LatinaLista — Identity politics, as defined by Wikipedia, is “ political action to advance the interests of members of a group whose members are oppressed by virtue of a shared and marginalized identity (such as race, ethnicity, religion, gender, sexual orientation, and neurological wiring). The term has been used principally in United States politics since the 1970s.”
If it were not for Obama’s eloquence and unflappable demeanor during the debates and on the campaign trail, there would be arguments made that Obama won the election based on what his election meant as the first President of color rather than the attributes he brings to the most stressful job in the world.
Though critics don’t want to hear it, Obama is President who happens to be African-American.
His success in crossing that threshold mandated by the majority against any person of color who has ever run in an election against a white candidate speaks volumes for how far we as a society have come and how far African Americans have come to garner a “national” vote.
Looking at Obama’s success, it’s not illogical for Latinos to want to achieve the same thing — to be able to vote for a Latino candidate more for the qualifications they bring to the table rather than for a familiar surname or ancestral culture.

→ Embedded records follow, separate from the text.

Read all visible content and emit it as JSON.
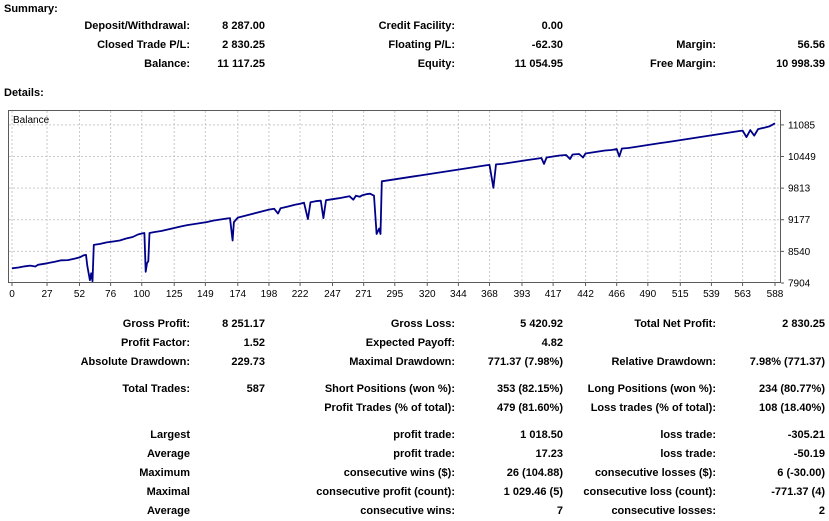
{
  "headings": {
    "summary": "Summary:",
    "details": "Details:"
  },
  "summary": {
    "rows": [
      [
        "Deposit/Withdrawal:",
        "8 287.00",
        "Credit Facility:",
        "0.00",
        "",
        ""
      ],
      [
        "Closed Trade P/L:",
        "2 830.25",
        "Floating P/L:",
        "-62.30",
        "Margin:",
        "56.56"
      ],
      [
        "Balance:",
        "11 117.25",
        "Equity:",
        "11 054.95",
        "Free Margin:",
        "10 998.39"
      ]
    ]
  },
  "chart": {
    "series_label": "Balance",
    "line_color": "#00008B",
    "grid_color": "#c9c9c9",
    "border_color": "#5a5a5a",
    "background": "#ffffff"
  },
  "chart_data": {
    "type": "line",
    "title": "Balance",
    "xlabel": "",
    "ylabel": "",
    "legend_position": "none",
    "grid": true,
    "x_ticks": [
      0,
      27,
      52,
      76,
      100,
      125,
      149,
      174,
      198,
      222,
      247,
      271,
      295,
      320,
      344,
      368,
      393,
      417,
      442,
      466,
      490,
      515,
      539,
      563,
      588
    ],
    "y_ticks": [
      11085,
      10449,
      9813,
      9177,
      8540,
      7904
    ],
    "xlim": [
      0,
      592
    ],
    "ylim": [
      7904,
      11385
    ],
    "x": [
      0,
      5,
      10,
      14,
      18,
      20,
      27,
      33,
      38,
      43,
      48,
      52,
      55,
      57,
      58,
      60,
      61,
      62,
      63,
      68,
      73,
      78,
      83,
      88,
      93,
      97,
      100,
      102,
      103,
      104,
      105,
      106,
      110,
      115,
      120,
      125,
      130,
      135,
      140,
      145,
      150,
      155,
      160,
      165,
      168,
      170,
      171,
      174,
      180,
      186,
      192,
      198,
      202,
      205,
      207,
      212,
      218,
      222,
      225,
      228,
      230,
      234,
      238,
      240,
      242,
      247,
      252,
      256,
      260,
      263,
      265,
      268,
      270,
      273,
      276,
      279,
      281,
      283,
      284,
      285,
      290,
      295,
      300,
      305,
      310,
      315,
      320,
      325,
      330,
      335,
      340,
      345,
      350,
      355,
      360,
      365,
      368,
      371,
      373,
      378,
      383,
      388,
      393,
      398,
      403,
      408,
      410,
      412,
      417,
      422,
      427,
      430,
      432,
      437,
      440,
      442,
      447,
      452,
      457,
      462,
      466,
      468,
      470,
      475,
      480,
      485,
      490,
      495,
      500,
      505,
      510,
      515,
      520,
      525,
      530,
      535,
      540,
      545,
      550,
      555,
      560,
      563,
      566,
      569,
      572,
      575,
      580,
      584,
      588
    ],
    "values": [
      8200,
      8215,
      8240,
      8255,
      8235,
      8270,
      8300,
      8330,
      8360,
      8365,
      8390,
      8420,
      8460,
      8470,
      8250,
      7960,
      8100,
      7940,
      8670,
      8690,
      8720,
      8740,
      8760,
      8800,
      8830,
      8880,
      8900,
      8910,
      8130,
      8300,
      8340,
      8910,
      8930,
      8950,
      8980,
      9010,
      9040,
      9070,
      9090,
      9110,
      9130,
      9160,
      9180,
      9200,
      9210,
      8760,
      9130,
      9220,
      9260,
      9300,
      9340,
      9380,
      9400,
      9300,
      9410,
      9440,
      9480,
      9500,
      9520,
      9190,
      9530,
      9550,
      9560,
      9210,
      9570,
      9590,
      9610,
      9630,
      9650,
      9580,
      9660,
      9640,
      9670,
      9690,
      9700,
      9660,
      8890,
      9000,
      8890,
      9950,
      9970,
      9990,
      10010,
      10030,
      10050,
      10070,
      10090,
      10110,
      10130,
      10150,
      10170,
      10190,
      10210,
      10230,
      10250,
      10270,
      10280,
      9820,
      10290,
      10300,
      10320,
      10340,
      10360,
      10380,
      10400,
      10420,
      10300,
      10430,
      10450,
      10470,
      10480,
      10400,
      10490,
      10500,
      10430,
      10510,
      10530,
      10550,
      10570,
      10580,
      10600,
      10450,
      10610,
      10620,
      10640,
      10660,
      10680,
      10700,
      10720,
      10740,
      10760,
      10780,
      10800,
      10820,
      10840,
      10860,
      10880,
      10900,
      10920,
      10940,
      10960,
      10970,
      10840,
      10980,
      10870,
      11000,
      11030,
      11060,
      11117
    ]
  },
  "stats": {
    "rows": [
      [
        "Gross Profit:",
        "8 251.17",
        "Gross Loss:",
        "5 420.92",
        "Total Net Profit:",
        "2 830.25"
      ],
      [
        "Profit Factor:",
        "1.52",
        "Expected Payoff:",
        "4.82",
        "",
        ""
      ],
      [
        "Absolute Drawdown:",
        "229.73",
        "Maximal Drawdown:",
        "771.37 (7.98%)",
        "Relative Drawdown:",
        "7.98% (771.37)"
      ],
      [
        "Total Trades:",
        "587",
        "Short Positions (won %):",
        "353 (82.15%)",
        "Long Positions (won %):",
        "234 (80.77%)"
      ],
      [
        "",
        "",
        "Profit Trades (% of total):",
        "479 (81.60%)",
        "Loss trades (% of total):",
        "108 (18.40%)"
      ],
      [
        "Largest",
        "",
        "profit trade:",
        "1 018.50",
        "loss trade:",
        "-305.21"
      ],
      [
        "Average",
        "",
        "profit trade:",
        "17.23",
        "loss trade:",
        "-50.19"
      ],
      [
        "Maximum",
        "",
        "consecutive wins ($):",
        "26 (104.88)",
        "consecutive losses ($):",
        "6 (-30.00)"
      ],
      [
        "Maximal",
        "",
        "consecutive profit (count):",
        "1 029.46 (5)",
        "consecutive loss (count):",
        "-771.37 (4)"
      ],
      [
        "Average",
        "",
        "consecutive wins:",
        "7",
        "consecutive losses:",
        "2"
      ]
    ],
    "gap_before_rows": [
      3,
      5
    ]
  }
}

So, the question remains: Does the election of Obama mean that Latinos can now look past identity politics and vote solely based on qualifications?
Aside from doing a lousy job so far of grooming anyone for national politics that can exercise the kind of restraint, eloquence and intellect like Obama, Latino leadership, on community, state and national levels, have not been known to fully invest in supporting Latino candidates over a political career.

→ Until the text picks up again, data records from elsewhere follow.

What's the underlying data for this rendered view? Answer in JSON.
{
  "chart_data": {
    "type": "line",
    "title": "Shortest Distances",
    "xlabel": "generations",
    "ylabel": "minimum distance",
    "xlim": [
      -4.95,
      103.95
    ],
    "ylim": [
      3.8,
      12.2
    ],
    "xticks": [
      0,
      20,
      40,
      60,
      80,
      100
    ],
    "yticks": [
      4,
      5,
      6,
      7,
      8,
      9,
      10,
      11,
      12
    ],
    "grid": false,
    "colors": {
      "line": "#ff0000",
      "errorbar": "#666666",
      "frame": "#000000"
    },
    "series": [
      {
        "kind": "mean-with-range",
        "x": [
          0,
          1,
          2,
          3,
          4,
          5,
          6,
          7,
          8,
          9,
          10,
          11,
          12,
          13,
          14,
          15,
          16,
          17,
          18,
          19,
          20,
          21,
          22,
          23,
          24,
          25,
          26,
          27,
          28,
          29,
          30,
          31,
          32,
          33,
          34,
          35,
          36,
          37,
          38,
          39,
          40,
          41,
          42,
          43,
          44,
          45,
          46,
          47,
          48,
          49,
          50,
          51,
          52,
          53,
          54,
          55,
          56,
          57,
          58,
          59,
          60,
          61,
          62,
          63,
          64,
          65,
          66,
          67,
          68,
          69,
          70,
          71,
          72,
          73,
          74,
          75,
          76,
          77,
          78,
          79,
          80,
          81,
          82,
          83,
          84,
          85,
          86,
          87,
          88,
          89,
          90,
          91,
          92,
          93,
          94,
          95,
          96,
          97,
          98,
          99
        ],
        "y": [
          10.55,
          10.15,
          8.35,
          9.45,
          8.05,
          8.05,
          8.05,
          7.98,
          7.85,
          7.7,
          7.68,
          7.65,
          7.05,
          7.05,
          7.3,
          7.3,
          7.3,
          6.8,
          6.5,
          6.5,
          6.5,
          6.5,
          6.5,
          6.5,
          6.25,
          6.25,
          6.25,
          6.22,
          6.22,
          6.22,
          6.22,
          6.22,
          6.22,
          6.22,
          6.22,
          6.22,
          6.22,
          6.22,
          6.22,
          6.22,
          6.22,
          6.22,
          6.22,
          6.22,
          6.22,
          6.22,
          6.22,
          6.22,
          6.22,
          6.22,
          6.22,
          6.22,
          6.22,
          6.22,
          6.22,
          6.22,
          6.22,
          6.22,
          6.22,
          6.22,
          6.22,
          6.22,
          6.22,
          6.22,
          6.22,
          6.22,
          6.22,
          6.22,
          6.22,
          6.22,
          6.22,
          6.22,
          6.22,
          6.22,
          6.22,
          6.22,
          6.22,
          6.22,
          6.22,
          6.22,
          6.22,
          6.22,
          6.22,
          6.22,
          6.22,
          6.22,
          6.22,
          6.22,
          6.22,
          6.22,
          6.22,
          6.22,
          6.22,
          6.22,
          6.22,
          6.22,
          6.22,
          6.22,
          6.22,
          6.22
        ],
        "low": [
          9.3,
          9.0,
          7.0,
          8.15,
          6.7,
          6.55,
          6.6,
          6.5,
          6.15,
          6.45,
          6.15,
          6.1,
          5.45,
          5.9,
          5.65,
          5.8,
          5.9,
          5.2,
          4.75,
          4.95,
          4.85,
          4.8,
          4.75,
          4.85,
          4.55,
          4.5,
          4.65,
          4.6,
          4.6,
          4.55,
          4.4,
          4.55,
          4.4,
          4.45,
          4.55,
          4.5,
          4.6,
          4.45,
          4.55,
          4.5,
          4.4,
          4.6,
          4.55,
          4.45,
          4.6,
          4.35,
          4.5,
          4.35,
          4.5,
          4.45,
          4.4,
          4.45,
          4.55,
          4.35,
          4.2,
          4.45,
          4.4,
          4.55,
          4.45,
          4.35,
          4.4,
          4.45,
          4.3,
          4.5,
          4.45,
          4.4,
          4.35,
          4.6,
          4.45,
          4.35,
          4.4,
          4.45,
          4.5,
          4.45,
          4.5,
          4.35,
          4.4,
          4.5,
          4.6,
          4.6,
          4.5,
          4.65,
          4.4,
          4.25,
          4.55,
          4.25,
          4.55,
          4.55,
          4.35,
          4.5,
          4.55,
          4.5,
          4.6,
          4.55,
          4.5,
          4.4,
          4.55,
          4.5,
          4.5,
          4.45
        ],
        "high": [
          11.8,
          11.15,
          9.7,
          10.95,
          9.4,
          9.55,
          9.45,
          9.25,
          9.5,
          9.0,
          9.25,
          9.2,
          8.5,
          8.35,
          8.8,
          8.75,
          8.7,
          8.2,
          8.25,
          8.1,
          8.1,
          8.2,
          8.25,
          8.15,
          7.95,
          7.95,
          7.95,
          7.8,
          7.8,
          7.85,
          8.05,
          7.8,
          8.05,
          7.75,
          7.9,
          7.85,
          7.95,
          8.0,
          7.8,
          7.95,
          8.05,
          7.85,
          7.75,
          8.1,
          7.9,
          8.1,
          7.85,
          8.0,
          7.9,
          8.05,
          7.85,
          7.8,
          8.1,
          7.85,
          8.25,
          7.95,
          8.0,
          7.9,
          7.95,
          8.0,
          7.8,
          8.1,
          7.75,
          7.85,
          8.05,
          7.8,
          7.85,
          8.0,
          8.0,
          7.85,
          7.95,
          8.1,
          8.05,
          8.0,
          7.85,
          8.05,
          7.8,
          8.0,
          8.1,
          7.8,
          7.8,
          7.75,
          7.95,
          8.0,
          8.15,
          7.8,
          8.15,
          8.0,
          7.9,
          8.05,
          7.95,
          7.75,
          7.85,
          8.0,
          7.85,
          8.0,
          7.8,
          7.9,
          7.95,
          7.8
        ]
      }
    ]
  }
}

Complacency has settled into maintaining the status quo rather than to grow it. Power in the Latino community in Washington is concentrated into too few hands and when that happens greed and vanity keep a tight reign on those positions and, in turn, limits real power and influence.
So as it stands, unless a Latino candidate shows gross incompetence, he/she will most likely be elected based on the fact that they are Latino/a, and with the growing Latino voting power that was illustrated in this election there is a real possibility that unqualified candidates will be voted into office in the future.
Yet, there is a bright side — something can be done to correct this problem.
Latino leadership, at all levels, must actively start mentoring people who want to run for political office. Not just the young, idealistic, fresh-out-of-college students but the middle-aged residents who know what the issues are, how they impact the community, how they must be changed and have the ganas to change them.
A new attitude must be developed where Latino candidates don’t look at each solely as competitors but as partners in creating a bigger role for Latinos in government —Â again, on all levels.
And lastly, the greater Latino community must do more to create the kinds of opportunities that foster an interest in public service.
It’s only until opportunities to create qualified candidates are available will future Latino candidates earn the national vote and be able to say they are a politician who happens to be Latina/o.